Llueve Negro Hernández
Llueve.
Desde mi ventana veo a dos mujeres con tres chicos de guardapolvo apretándose
contra las paredes de las cinco esquinas de mi barrio, Barracas. Hoy decidí no
ir a trabajar y tengo la excusa perfecta... fiaca. ¿Para qué mojarme? Si es un
día ideal para escribir en soledad y dormir una buena siesta.
Sobre
el escritorio hay cuentas a pagar, la luz, el gas, el cable, el nuevo ABL...
También están los borradores de los escritos que debo corregir, papeles sueltos
de vanos intentos de inspiración, y el embrión de un cuento resistiéndose a
nacer de una buena vez. Sueños, sueños guardados con devoción que pujan por
realizarse, como la publicación de mi próximo libro: "Crónicas del
café".
Llueve.
Pongo la pava en la hornalla para hacer un café, es una manera de ganar tiempo,
de prolongar la espera, de postergar el asalto de las imágenes que vendrán
agitadas, convirtiéndose en tinta sobre el papel. Todavía escribo con una vieja
estilográfica a cartucho, porque las palabras fluyen como la tinta, se
deslizan, se amontonan, se estiran, y se manchan de emociones. No es el momento
de la prolijidad, es el tiempo del desorden, del barullo murguero, de la
muchedumbre ansiosa empujando las barreras para ingresar al estadio.
Llueve
y el agua me invita a escribir escurriéndose por la canaleta que desemboca en
el alma. Después vendrá el procesador de texto con la censura estética,
equilibrada, poniendo cada cosa en su lugar, como la letra fría de la ley.
El
teléfono suena vanamente, no lo atiendo, mi celular esta apagado y por un rato
renuncié a leer los mensajes de mi correo electrónico.
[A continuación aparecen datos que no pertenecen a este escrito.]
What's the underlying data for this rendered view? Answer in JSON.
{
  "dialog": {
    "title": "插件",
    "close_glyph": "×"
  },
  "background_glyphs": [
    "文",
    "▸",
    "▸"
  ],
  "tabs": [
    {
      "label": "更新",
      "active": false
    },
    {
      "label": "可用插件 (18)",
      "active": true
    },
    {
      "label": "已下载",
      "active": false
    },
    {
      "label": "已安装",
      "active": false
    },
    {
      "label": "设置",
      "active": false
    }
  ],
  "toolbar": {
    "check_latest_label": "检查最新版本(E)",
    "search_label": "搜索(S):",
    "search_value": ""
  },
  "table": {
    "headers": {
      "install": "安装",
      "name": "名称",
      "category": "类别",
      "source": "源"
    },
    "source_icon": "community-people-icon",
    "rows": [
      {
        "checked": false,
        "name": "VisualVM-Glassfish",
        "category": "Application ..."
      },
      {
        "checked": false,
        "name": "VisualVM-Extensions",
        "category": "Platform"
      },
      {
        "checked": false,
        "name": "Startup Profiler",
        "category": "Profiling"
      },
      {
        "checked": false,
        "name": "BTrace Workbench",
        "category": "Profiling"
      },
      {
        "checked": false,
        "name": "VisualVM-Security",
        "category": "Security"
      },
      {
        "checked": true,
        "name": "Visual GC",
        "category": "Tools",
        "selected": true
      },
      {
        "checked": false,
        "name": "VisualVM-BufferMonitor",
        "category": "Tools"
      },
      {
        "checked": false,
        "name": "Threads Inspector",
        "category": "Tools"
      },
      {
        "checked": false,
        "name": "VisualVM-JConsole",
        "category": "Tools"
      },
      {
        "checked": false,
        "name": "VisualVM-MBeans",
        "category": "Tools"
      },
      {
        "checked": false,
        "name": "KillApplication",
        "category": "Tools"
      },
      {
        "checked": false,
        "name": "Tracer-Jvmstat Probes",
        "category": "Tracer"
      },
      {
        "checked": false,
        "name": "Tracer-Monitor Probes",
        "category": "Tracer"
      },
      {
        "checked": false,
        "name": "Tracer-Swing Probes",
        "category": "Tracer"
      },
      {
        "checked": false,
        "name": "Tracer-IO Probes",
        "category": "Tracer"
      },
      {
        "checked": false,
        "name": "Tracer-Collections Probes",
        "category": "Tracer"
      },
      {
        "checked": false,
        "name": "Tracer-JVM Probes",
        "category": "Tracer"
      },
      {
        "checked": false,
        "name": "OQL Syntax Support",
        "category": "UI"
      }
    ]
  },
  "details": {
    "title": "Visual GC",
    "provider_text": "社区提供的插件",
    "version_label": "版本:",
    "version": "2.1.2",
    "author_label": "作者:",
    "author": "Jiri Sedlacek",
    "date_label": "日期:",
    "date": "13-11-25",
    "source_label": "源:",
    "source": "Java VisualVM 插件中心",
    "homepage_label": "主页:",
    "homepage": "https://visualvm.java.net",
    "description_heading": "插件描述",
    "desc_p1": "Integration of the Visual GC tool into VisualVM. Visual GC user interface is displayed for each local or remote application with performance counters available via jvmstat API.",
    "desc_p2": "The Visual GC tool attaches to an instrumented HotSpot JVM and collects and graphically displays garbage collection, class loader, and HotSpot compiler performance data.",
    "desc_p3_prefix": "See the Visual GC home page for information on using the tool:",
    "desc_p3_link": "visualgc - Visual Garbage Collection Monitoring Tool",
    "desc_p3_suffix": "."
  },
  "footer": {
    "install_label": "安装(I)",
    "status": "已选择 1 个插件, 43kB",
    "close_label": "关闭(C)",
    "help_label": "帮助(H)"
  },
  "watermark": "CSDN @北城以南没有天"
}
He decidido recluirme en
mi espacio creativo tan desordenado como el dormitorio. -Me voy corriendo para
no perder el ómnibus- había dicho Marta al amanecer dejando un par de medias,
una breve bombacha, su vaquero azul desteñido y un pañuelo de cuello
desparramados en la cama antes de tomarse unos días de vacaciones para ver a su
familia en Pergamino.
Repaso
los últimos apuntes con el pocillo en la mano, y el vapor del café caliente, me
hace cosquillas en la nariz medio resfriada. Enciendo la radio para escuchar la
2 x 4 buscando alguna compañía y el corazón se me arruga como un bandoneón con
la noticia de la muerte de Ubaldo de Lío.
Llueve.
Escucho deslizarse un papel debajo de la puerta de calle, es un periódico ¿Se
habrá equivocado don Cosme el canilla más veterano del barrio que me provee de
diarios y revistas? ¿Si nunca le pedí
que me los entregara a domicilio?
Me
acerco y lo levanto con curiosidad. "Ha muerto el periodista y escritor
Negro Hernández", titula la
portada. Un frío me estremece el cuerpo, tiemblo, busco un asiento y respiro
hondo. Vuelvo a leer con más detenimiento confirmando la noticia. Debe ser una
joda de los muchachos, pienso. "... como consecuencia de un paro cardíaco.
Sus restos será velados en un café histórico de la ciudad de Buenos Aires: el
Tres Amigos. Los compañeros del café preparan una despedida en homenaje a su
memoria..."
Llueve.
¡La puta que lo parió!, digo. Empiezo a caminar por la habitación y decido
prender el celular para comprobar la noticia, lo llamo al Gordo, ¿Quién?
¿Cómo?. El turro hace como si no escucha.
Llamo
a Sandoval. Está fuera del área de cobertura. Intento con el Mirón, y un
mensaje grabado que recuerda que hoy por la noche es la primera reunión en el
boliche de la Liga de Librepensadores Latinoamericanos, institución que
preside.
Llueve,
camino como un loco sin detenerme, entonces lo llamo a Jorge, mi amigo y médico
de toda la vida. "Te dije Negro cuidáte de los triglicéridos, dejá de
comer esas medialunas de grasa, te van a matar". ¡Hola!, ¡Hola! ¡Jorge sos
vos! pero se corta la comunicación... Disculpe las molestias ocasionadas. ¡La
conc... de la lora!
Trato
de averiguar la veracidad de la noticia en distintos medios pero no contestan el llamado.
Suena
el teléfono de línea. ¡Hola amor, recién llegué, te extraño!.
¿Todo
bien?. Si cariño, todo bien, acabo de terminar mi último cuento.